AMC to buy Carmike Cinemas for $1.1bn

Mar 04, 2016, 10:36 AM EST
Source: TAKESHI YAMADA'S IMMORTALIZED (PART 1)/flickr
Source: TAKESHI YAMADA'S IMMORTALIZED (PART 1)/flickr

Chinese-owned AMC Entertainment will buy Carmike Cinemas for $1.1 billion, forming the largest theater chain in the U.S.

Reuters reports:

Chinese property and investment firm Dalian Wanda Group had acquired AMC Entertainment for $2.6 billion in 2012. The deal is the latest in a series of acquisitions of U.S. companies and assets by Chinese firms. Chinese companies have been aggressively splurging on foreign acquisitions to sidestep slowing domestic growth. Chinese firms spent more than $100 billion on overseas acquisitions in 2015, the most ever. In February ChemChina agreed to buy Swiss seeds and pesticides group Syngenta AG (SYNN.VX) for $43 billion. AMC will pay $30 per share in cash to buy all of Carmike's outstanding shares, which represents a premium of about 19.5 percent to Carmike's Thursday's close. The transaction will be funded through a combination of existing liquidity, including cash on hand, and incremental debt. The debt financing commitment is being provided by Citigroup Global Markets Inc. Dalian Wanda Group also agreed to acquire a majority stake in Legendary Entertainment earlier this year, valuing the U.S. movie studio company at between $3 billion and $4 billion. AMC, the second-largest movie theater chain in North America, currently has 387 locations and 5,426 screens while Carmike has 276 theaters with 2,954 screens in 41 states.

The New York Times notes:

AMC said the deal would increase the geographic spread of its theaters, while allowing it to trim expenses by consolidating administrative operations for the two companies.
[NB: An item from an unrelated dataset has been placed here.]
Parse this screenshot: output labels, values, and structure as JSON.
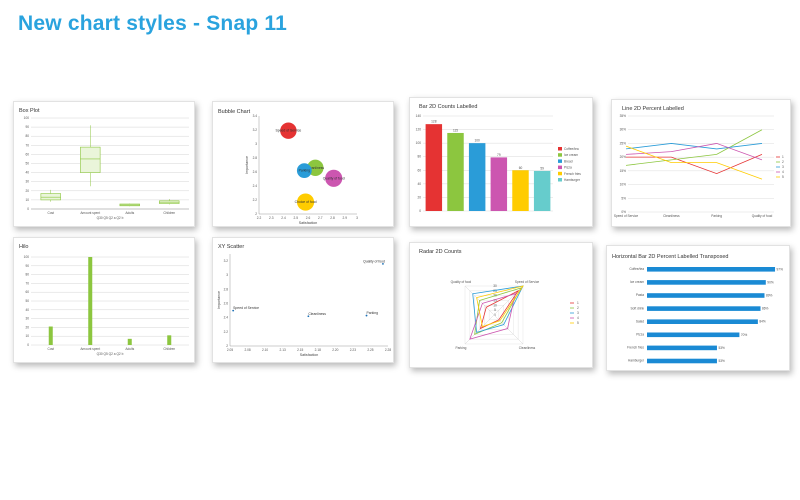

The company estimated the merger would yield about $35 million in annual cost savings. The deal is expected to close by the end of the year, pending approval from regulators and by Carmike shareholders. “This is a compelling transaction that brings together two great companies with complementary strengths to create substantial value for our guests and shareholders,” Adam Aron, AMC’s chief executive, said in a statement. Together with Regal, AMC owns Open Road Films, a movie distributor whose “Spotlight” was named best picture at the Academy Awards on Sunday. Debt financing for the deal will be provided by Citigroup, which also provided financial advice to AMC, while the law firm Husch Blackwell provided legal counsel. JPMorgan Chase and the law firm King & Spalding advised Carmike.

The Wall Street Journal writes:

China is home to the world’s second-largest box office, which rose 49% to $6.78 billion last year. The box-office growth is fueling a construction boom among Chinese theater companies. The market is expected to surpass the U.S. in a few years, driven in part by China’s desire to replicate American success in the entertainment industry. To learn how to do it, China has become a welcome source of capital for Hollywood studios. Recent deals include last month’s announcement that Chinese videogame company Perfect World Pictures invested $250 million with Comcast Corp.’s Universal Pictures to cover 25% of the production budgets of most movies made by the studio over the next five years. Last year, Lions Gate Entertainment Corp. struck a similar deal with Hunan TV & Broadcast Intermediary Co.